BP estimates the oil will continue to flow until the end of August at which time they hope to have two emergency wells drilled to intercept and control the flow of oil. But as history has shown in other parts of the world with similar well blow outs, it has taken repeated attempts and a minimum of 6 to 9 months in most cases to successfully intersect the main well. That would mean millions of barrels of oil spilling unchecked into the Gulf through hurricane season, into December and possibly beyond.
Once the well is finally capped, there will undoubtedly be a collective sigh of relief. Cleanup will continue, fisheries will be reopened, tourists will begin to flock back to the once pristine coastline and life will go on. Following a barrage of public relations apology ads, Americans will feel a sudden soft spot and continue to spend their hard-earned dollars to fill their fuel guzzling gas tanks at BP-owned service stations. Several years from now this disaster of before unseen proportion will be but a distant memory for the rest of the millions of Americans who live far from ground zero in the Gulf. Shouts of “Drill Baby Drill!” will once again rise out of the dark pits of society and our love affair with crude oil will continue while laughing in the face of valid energy alternatives. We will continue our dizzying spiral towards what Rachel Carson called our “Silent Spring” and ignore the warning signs with our “if I can’t see it, then it doesn’t affect me” attitude. All the while large corporations, politicians and special interest groups will still pad their pockets with green, stocks will rise, more lives will be lost in the name of protecting our oil interests, and savvy billionaires will be secure in the knowledge that this oozing sludge is worth far more than any human life, far more than gold.
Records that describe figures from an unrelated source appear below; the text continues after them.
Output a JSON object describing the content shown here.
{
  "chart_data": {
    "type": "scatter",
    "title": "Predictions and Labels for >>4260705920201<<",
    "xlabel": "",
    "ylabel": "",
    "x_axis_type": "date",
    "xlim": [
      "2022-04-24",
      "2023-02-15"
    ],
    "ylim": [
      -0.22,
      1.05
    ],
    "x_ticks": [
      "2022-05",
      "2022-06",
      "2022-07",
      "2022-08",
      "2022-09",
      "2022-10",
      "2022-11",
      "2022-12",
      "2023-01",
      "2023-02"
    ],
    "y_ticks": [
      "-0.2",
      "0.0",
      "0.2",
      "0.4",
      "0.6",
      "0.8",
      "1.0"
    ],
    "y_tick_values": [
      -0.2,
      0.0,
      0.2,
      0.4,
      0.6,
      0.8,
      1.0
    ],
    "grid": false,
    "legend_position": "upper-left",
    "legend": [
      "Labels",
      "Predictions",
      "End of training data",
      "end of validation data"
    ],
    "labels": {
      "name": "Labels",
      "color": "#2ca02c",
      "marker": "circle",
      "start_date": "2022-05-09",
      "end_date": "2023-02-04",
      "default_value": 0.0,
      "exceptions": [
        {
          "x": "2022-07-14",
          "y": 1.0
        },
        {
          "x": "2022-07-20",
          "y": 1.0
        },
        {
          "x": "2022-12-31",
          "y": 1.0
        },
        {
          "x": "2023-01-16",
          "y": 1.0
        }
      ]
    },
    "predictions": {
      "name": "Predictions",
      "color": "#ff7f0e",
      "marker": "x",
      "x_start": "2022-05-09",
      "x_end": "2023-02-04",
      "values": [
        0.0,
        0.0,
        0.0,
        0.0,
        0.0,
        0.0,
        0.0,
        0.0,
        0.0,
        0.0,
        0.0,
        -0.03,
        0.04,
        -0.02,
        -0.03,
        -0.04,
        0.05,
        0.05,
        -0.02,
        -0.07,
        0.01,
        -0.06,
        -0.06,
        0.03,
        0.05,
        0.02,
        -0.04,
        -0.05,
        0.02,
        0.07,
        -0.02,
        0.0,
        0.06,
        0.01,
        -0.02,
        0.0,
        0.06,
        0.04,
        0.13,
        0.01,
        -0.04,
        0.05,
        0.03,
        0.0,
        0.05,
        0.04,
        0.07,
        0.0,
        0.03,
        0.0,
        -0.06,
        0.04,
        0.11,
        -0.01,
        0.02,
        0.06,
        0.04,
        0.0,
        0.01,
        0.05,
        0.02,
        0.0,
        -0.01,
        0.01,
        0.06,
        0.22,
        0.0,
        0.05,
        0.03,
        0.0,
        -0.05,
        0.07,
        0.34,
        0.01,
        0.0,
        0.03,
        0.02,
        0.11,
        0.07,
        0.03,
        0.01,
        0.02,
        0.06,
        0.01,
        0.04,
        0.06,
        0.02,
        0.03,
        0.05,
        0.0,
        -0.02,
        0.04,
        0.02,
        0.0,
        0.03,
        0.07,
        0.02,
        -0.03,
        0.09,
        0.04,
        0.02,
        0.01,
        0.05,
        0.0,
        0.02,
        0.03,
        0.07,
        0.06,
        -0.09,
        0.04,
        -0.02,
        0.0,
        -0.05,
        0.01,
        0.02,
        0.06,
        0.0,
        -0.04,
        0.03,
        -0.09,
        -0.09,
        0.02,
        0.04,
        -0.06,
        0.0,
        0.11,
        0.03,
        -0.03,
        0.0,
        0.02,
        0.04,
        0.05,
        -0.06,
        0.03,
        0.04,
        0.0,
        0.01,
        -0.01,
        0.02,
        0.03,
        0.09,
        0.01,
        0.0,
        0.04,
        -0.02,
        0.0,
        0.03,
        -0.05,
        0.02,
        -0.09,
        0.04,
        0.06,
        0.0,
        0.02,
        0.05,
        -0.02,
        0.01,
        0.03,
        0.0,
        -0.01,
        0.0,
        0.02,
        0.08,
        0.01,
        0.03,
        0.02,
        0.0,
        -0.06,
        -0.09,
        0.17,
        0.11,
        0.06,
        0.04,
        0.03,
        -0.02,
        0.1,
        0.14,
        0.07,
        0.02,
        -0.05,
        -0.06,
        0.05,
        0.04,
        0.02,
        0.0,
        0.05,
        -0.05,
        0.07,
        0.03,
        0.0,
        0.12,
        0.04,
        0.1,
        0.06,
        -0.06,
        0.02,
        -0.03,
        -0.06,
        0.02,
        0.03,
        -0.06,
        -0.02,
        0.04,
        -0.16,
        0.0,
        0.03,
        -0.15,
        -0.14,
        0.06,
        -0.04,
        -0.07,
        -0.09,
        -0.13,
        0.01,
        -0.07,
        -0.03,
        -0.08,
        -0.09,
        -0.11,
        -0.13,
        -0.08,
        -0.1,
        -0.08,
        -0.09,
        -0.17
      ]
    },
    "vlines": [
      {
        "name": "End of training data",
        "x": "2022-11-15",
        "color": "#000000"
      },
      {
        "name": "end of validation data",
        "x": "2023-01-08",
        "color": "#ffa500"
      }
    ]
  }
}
But wait! At this very moment we are standing at a fork in the road and it is up to us to make a conscious decision that will have an impact on our planet and that of our children. As Rachel Carson stated: “We stand now where two roads diverge. But unlike the roads in Robert Frost’s familiar poem, they are not equally fair. The road we have long been traveling is deceptively easy, a smooth superhighway on which we progress with great speed, but at its end lies disaster. The other fork of the road — the one less traveled by — offers our last, our only chance to reach a destination that assures the preservation of the earth.” Which road will you choose to travel?